Csproj files are in the 2017 format and require Visual Studio 2017 or later to run. The following projects are part of the solution:
Project | Runtime | Purpose | Build Output |
---|---|---|---|
BadDicom.csproj | Dot Net Core 2.2 | Command Line Tool | BadDicom.exe generated by dotnet publish* |
BadMedicine.Dicom.csproj | Dot Net Standard 2.0 | Library | BadMedicine.Dicom.dll.
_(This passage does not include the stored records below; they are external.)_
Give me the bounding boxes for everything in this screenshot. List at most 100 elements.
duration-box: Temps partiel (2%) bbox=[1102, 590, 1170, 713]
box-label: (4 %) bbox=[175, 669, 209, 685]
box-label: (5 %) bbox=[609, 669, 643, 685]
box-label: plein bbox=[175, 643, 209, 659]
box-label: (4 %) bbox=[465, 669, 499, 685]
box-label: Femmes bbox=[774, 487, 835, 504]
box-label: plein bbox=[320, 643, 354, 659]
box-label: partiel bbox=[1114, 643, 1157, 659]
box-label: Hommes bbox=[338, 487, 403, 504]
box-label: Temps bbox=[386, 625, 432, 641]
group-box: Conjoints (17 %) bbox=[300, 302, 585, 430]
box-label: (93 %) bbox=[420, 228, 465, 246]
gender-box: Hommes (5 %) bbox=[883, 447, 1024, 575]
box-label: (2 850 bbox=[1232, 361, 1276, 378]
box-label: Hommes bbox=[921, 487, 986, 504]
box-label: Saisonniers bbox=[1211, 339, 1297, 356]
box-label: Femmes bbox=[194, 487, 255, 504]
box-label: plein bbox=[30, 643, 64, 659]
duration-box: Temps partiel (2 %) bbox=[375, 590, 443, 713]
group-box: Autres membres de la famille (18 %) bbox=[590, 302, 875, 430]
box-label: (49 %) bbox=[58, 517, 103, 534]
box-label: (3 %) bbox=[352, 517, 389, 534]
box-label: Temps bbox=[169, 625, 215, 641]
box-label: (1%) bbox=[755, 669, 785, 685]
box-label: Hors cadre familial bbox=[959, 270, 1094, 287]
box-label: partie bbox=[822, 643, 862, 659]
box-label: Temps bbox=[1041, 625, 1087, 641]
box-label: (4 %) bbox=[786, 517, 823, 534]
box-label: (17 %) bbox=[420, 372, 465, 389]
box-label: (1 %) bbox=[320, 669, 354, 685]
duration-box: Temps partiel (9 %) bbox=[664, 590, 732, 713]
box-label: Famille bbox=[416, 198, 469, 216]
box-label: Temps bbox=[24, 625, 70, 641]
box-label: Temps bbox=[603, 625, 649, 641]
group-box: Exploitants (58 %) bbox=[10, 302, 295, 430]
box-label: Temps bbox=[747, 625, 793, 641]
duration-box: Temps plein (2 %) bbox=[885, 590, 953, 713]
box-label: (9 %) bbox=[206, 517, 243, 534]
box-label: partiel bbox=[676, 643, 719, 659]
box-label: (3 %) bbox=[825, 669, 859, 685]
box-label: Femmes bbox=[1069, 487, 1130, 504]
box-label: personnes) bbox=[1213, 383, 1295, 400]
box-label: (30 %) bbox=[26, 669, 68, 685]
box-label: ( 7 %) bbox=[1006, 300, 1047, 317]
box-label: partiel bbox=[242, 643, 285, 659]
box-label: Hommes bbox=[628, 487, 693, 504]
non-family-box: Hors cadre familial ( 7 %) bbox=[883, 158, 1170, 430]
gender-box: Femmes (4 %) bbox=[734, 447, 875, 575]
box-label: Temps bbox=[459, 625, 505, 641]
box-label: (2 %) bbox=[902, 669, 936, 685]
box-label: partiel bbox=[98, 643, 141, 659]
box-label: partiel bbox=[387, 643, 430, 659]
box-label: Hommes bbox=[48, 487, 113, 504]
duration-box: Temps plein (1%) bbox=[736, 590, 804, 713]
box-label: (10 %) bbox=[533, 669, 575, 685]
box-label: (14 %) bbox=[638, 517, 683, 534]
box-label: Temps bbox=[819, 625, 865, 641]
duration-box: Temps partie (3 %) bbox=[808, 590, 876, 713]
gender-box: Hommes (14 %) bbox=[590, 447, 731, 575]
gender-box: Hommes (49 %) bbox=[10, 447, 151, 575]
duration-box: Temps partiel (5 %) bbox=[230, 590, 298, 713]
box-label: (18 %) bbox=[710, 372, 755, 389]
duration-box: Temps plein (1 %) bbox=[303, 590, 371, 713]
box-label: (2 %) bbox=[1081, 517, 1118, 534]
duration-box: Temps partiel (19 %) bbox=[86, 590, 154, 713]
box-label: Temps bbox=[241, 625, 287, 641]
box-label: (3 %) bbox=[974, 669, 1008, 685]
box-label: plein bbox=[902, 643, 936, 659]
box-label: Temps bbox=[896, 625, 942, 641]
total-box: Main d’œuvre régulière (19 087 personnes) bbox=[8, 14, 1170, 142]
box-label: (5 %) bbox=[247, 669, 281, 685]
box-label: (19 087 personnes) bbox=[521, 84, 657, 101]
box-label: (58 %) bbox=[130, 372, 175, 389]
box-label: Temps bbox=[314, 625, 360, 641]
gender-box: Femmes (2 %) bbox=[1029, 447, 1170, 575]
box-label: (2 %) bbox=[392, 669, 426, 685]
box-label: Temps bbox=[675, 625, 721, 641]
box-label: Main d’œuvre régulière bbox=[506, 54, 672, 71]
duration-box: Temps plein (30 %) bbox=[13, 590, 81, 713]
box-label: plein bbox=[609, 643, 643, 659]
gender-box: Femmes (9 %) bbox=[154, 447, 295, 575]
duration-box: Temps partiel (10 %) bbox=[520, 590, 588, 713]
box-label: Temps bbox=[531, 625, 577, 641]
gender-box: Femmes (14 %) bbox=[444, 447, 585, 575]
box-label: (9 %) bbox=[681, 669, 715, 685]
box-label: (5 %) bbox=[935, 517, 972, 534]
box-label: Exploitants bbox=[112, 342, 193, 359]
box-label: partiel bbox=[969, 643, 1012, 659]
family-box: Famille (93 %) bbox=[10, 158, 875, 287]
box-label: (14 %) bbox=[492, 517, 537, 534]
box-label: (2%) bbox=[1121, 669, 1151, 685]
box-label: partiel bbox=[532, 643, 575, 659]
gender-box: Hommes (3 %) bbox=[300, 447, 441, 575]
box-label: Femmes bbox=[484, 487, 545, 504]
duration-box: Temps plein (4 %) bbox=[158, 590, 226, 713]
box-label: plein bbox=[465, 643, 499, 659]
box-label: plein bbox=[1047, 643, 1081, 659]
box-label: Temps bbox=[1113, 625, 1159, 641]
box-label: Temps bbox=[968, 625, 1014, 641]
Use BadMedicine.Dicom.nuspec to upload to NuGet |
BadMedicine.Dicom.Tests | Dot Net Core 2.2 | Tests for library | None |
*Publish an OS specific binary by building BadDicom.csproj then running:
dotnet publish BadDicom.csproj -r win-x64 --self-contained
cd .\bin\Debug\netcoreapp2.2\win-x64\
For Linux, a few extra requirements are needed:
# For Ubuntu
$ sudo apt install libc6-dev libgdiplus
# For CentOS
$ sudo yum install libc6-devel libgdiplus
Basic random patient information (age, CHI etc) are generated by SynthEHR
The following tags are populated in dicom files generated:
Tag | Model |
---|---|
PatientID | The CHI number of the (random) patient |
StudyDate | A random date during the patients lifetime |
StudyTime | Random time of day with hours favoured during the middle of the working day. |
SeriesDate | Same as StudyDate* |
PatientAge | Age of patient at SeriesDate e.g. "032Y" |
Modality | Random modality for which we have at least 1 image locally. (proportionate to modality popularity) |
StudyDescription | Random description that exists in the modality (proportionate to frequency seen) |
*SeriesDate is always the same as Study Date (see Seres
constructor), for secondary capture this should/could not be the case (we should look at how this corresponds in the PACS data we have)
Currently pixel data is written as a black square with the SOP Instance UID written in white.